Tamia and I couldn’t help but nod our heads along with her. She sounded like she was giving the “get-a-man gospel.”
“So why not plan a way to get and keep your man? That’s our damn problem. We get a man and stop damn planning. Stop getting our nails done, complimenting him, dressing nice, talking about interesting things. Pretty soon, we stop planning interesting things to do in the bedroom. You know what happens then?” Tasha pushed her head back into the front seat. “Your man ends up at some damn half-fancy black restaurant with a bitch named after a fucking cheap car. And why?”
“Why?” Tamia asked.
“Because the other woman had a plan,” Tasha said. “See, you two don’t experience dealing with chicks like Miata, but I do. I know those girls like the back of my hand. She’s a hustler. She’s a smart hustler who’s hustled your doctor away from you.”
“That’s crazy,” Tamia said. “The girl is going to be a doctor herself. She’ll have her own money. Why would she need to marry a doctor?”
“Girl, what’s better than one doctor? Two! Please, from the moment I laid eyes on that girl I knew she was a ghetto girl on the come up. She’s smart. She’s smart and she had a plan…a plan to take Troy’s man. Trust me. I know all this time she’s been in that hospital, she’s been dragging her thang around Julian, looking all sweet and smart, going over medical stuff out loud like a damn dictionary. Black men love that stuff. Especially the ones who know what in the hell she’s talking about. She’s probably being everything Troy isn’t.”
“What are you saying about me?”
“I’m not saying you’re dumb, sweetie;” she said with a smile, “but come on. Julian is your man. He knows the fun you; he doesn’t see you in the classroom playing super lawyer. He doesn’t really get to see on a daily basis how smart you are. Miata knows that and she’s probably been trolling her ass around the hospital, giving him advice about you and making you seem like the most vain, superficial person in her world. She’s been telling Julian her stories about getting out of the ghetto, making herself look like the best thing since sliced bread to your man. I know it. Trust me.”
“Well, what am I supposed to do about it?” I asked.
“No, Troy.
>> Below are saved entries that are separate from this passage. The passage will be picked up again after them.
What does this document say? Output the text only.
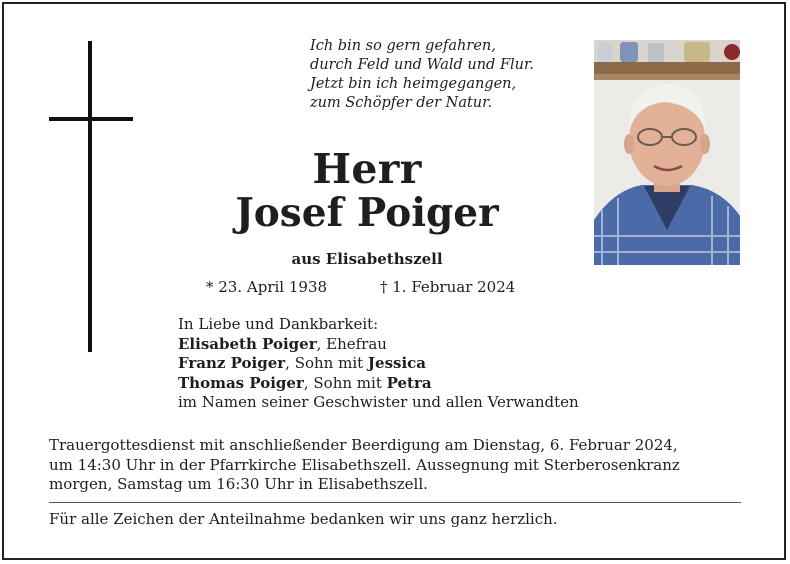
Ich bin so gern gefahren,
durch Feld und Wald und Flur.
Jetzt bin ich heimgegangen,
zum Schöpfer der Natur.
Herr
Josef Poiger
aus Elisabethszell
* 23. April 1938	† 1. Februar 2024
In Liebe und Dankbarkeit:
Elisabeth Poiger, Ehefrau
Franz Poiger, Sohn mit Jessica
Thomas Poiger, Sohn mit Petra
im Namen seiner Geschwister und allen Verwandten
Trauergottesdienst mit anschließender Beerdigung am Dienstag, 6. Februar 2024,
um 14:30 Uhr in der Pfarrkirche Elisabethszell. Aussegnung mit Sterberosenkranz
morgen, Samstag um 16:30 Uhr in Elisabethszell.
Für alle Zeichen der Anteilnahme bedanken wir uns ganz herzlich.
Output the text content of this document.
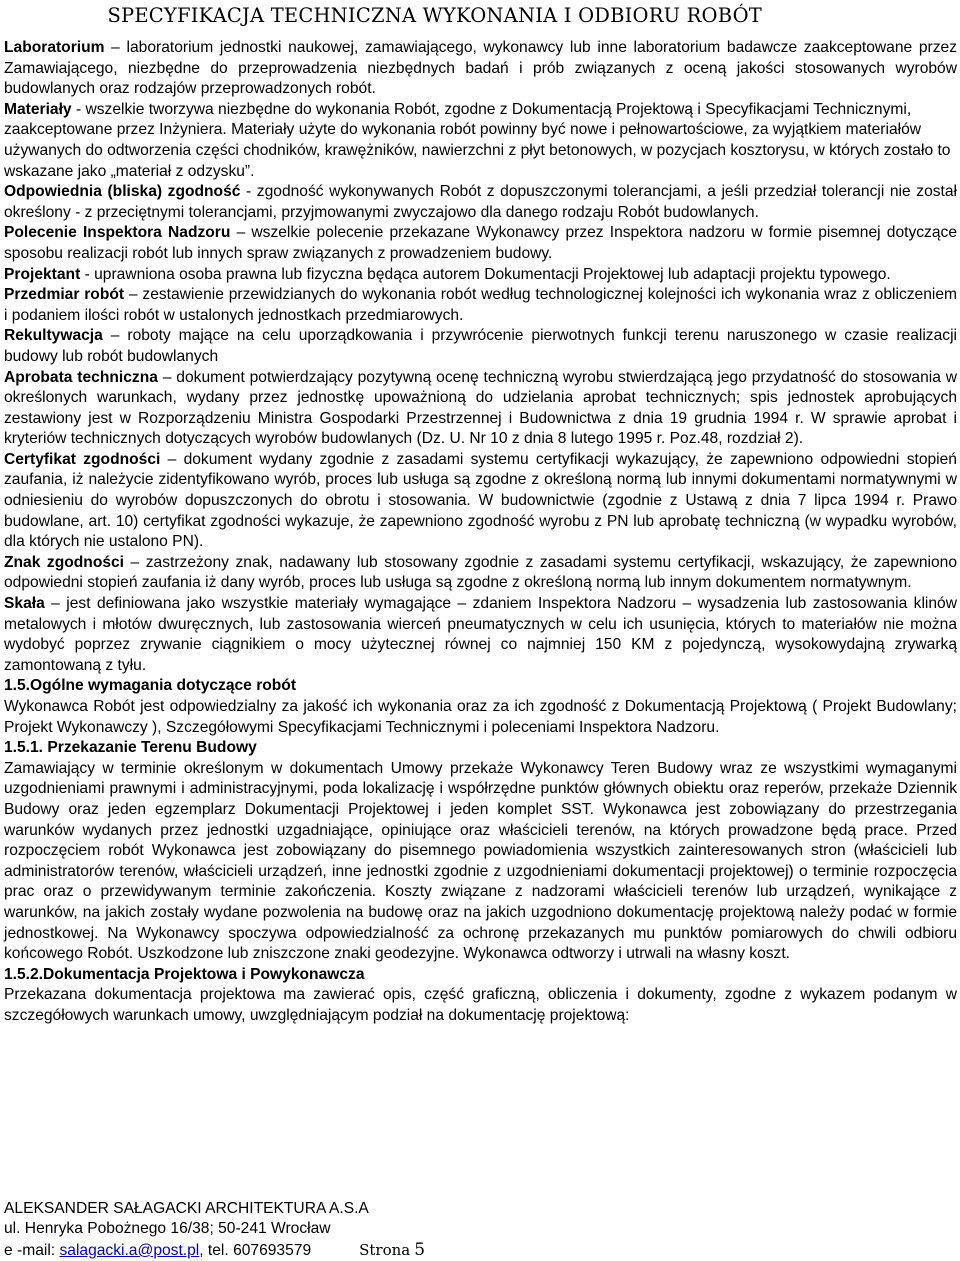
SPECYFIKACJA TECHNICZNA WYKONANIA I ODBIORU ROBÓT

Laboratorium – laboratorium jednostki naukowej, zamawiającego, wykonawcy lub inne laboratorium badawcze zaakceptowane przez Zamawiającego, niezbędne do przeprowadzenia niezbędnych badań i prób związanych z oceną jakości stosowanych wyrobów budowlanych oraz rodzajów przeprowadzonych robót.

Materiały - wszelkie tworzywa niezbędne do wykonania Robót, zgodne z Dokumentacją Projektową i Specyfikacjami Technicznymi, zaakceptowane przez Inżyniera. Materiały użyte do wykonania robót powinny być nowe i pełnowartościowe, za wyjątkiem materiałów używanych do odtworzenia części chodników, krawężników, nawierzchni z płyt betonowych, w pozycjach kosztorysu, w których zostało to wskazane jako „materiał z odzysku”.

Odpowiednia (bliska) zgodność - zgodność wykonywanych Robót z dopuszczonymi tolerancjami, a jeśli przedział tolerancji nie został określony - z przeciętnymi tolerancjami, przyjmowanymi zwyczajowo dla danego rodzaju Robót budowlanych.

Polecenie Inspektora Nadzoru – wszelkie polecenie przekazane Wykonawcy przez Inspektora nadzoru w formie pisemnej dotyczące sposobu realizacji robót lub innych spraw związanych z prowadzeniem budowy.

Projektant - uprawniona osoba prawna lub fizyczna będąca autorem Dokumentacji Projektowej lub adaptacji projektu typowego.

Przedmiar robót – zestawienie przewidzianych do wykonania robót według technologicznej kolejności ich wykonania wraz z obliczeniem i podaniem ilości robót w ustalonych jednostkach przedmiarowych.

Rekultywacja – roboty mające na celu uporządkowania i przywrócenie pierwotnych funkcji terenu naruszonego w czasie realizacji budowy lub robót budowlanych

Aprobata techniczna – dokument potwierdzający pozytywną ocenę techniczną wyrobu stwierdzającą jego przydatność do stosowania w określonych warunkach, wydany przez jednostkę upoważnioną do udzielania aprobat technicznych; spis jednostek aprobujących zestawiony jest w Rozporządzeniu Ministra Gospodarki Przestrzennej i Budownictwa z dnia 19 grudnia 1994 r. W sprawie aprobat i kryteriów technicznych dotyczących wyrobów budowlanych (Dz. U. Nr 10 z dnia 8 lutego 1995 r. Poz.48, rozdział 2).

Certyfikat zgodności – dokument wydany zgodnie z zasadami systemu certyfikacji wykazujący, że zapewniono odpowiedni stopień zaufania, iż należycie zidentyfikowano wyrób, proces lub usługa są zgodne z określoną normą lub innymi dokumentami normatywnymi w odniesieniu do wyrobów dopuszczonych do obrotu i stosowania. W budownictwie (zgodnie z Ustawą z dnia 7 lipca 1994 r. Prawo budowlane, art. 10) certyfikat zgodności wykazuje, że zapewniono zgodność wyrobu z PN lub aprobatę techniczną (w wypadku wyrobów, dla których nie ustalono PN).

Znak zgodności – zastrzeżony znak, nadawany lub stosowany zgodnie z zasadami systemu certyfikacji, wskazujący, że zapewniono odpowiedni stopień zaufania iż dany wyrób, proces lub usługa są zgodne z określoną normą lub innym dokumentem normatywnym.

Skała – jest definiowana jako wszystkie materiały wymagające – zdaniem Inspektora Nadzoru – wysadzenia lub zastosowania klinów metalowych i młotów dwuręcznych, lub zastosowania wierceń pneumatycznych w celu ich usunięcia, których to materiałów nie można wydobyć poprzez zrywanie ciągnikiem o mocy użytecznej równej co najmniej 150 KM z pojedynczą, wysokowydajną zrywarką zamontowaną z tyłu.

1.5.Ogólne wymagania dotyczące robót

Wykonawca Robót jest odpowiedzialny za jakość ich wykonania oraz za ich zgodność z Dokumentacją Projektową ( Projekt Budowlany; Projekt Wykonawczy ), Szczegółowymi Specyfikacjami Technicznymi i poleceniami Inspektora Nadzoru.

1.5.1. Przekazanie Terenu Budowy

Zamawiający w terminie określonym w dokumentach Umowy przekaże Wykonawcy Teren Budowy wraz ze wszystkimi wymaganymi uzgodnieniami prawnymi i administracyjnymi, poda lokalizację i współrzędne punktów głównych obiektu oraz reperów, przekaże Dziennik Budowy oraz jeden egzemplarz Dokumentacji Projektowej i jeden komplet SST. Wykonawca jest zobowiązany do przestrzegania warunków wydanych przez jednostki uzgadniające, opiniujące oraz właścicieli terenów, na których prowadzone będą prace. Przed rozpoczęciem robót Wykonawca jest zobowiązany do pisemnego powiadomienia wszystkich zainteresowanych stron (właścicieli lub administratorów terenów, właścicieli urządzeń, inne jednostki zgodnie z uzgodnieniami dokumentacji projektowej) o terminie rozpoczęcia prac oraz o przewidywanym terminie zakończenia. Koszty związane z nadzorami właścicieli terenów lub urządzeń, wynikające z warunków, na jakich zostały wydane pozwolenia na budowę oraz na jakich uzgodniono dokumentację projektową należy podać w formie jednostkowej. Na Wykonawcy spoczywa odpowiedzialność za ochronę przekazanych mu punktów pomiarowych do chwili odbioru końcowego Robót. Uszkodzone lub zniszczone znaki geodezyjne. Wykonawca odtworzy i utrwali na własny koszt.

1.5.2.Dokumentacja Projektowa i Powykonawcza

Przekazana dokumentacja projektowa ma zawierać opis, część graficzną, obliczenia i dokumenty, zgodne z wykazem podanym w szczegółowych warunkach umowy, uwzględniającym podział na dokumentację projektową:

ALEKSANDER SAŁAGACKI ARCHITEKTURA A.S.A
ul. Henryka Pobożnego 16/38; 50-241 Wrocław
e -mail: salagacki.a@post.pl, tel. 607693579	Strona 5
This is so unhealthy,” Tamia interrupted.
“Listen to her and you’ll be alone, with her.” Tasha put her hand up in front of Tamia’s mouth and Tamia pushed her away.
“What do you want me to do?” I asked again. To be honest, I thought both of them were right. But I wasn’t ready to give up my man just yet. Like Millie Jackson said in that old song, “Ain’t no woman in her right mind gonna sit back and let another woman come in and take her man—if he’s really worth having.” Julian was worth having.
“Listen very closely, because I can’t repeat these words and you must do them in this exact order,” Tasha said in her usual theatrical fashion.
“Why can’t you say it again? Is that from The Book of Hoes or something?” Tamia giggled.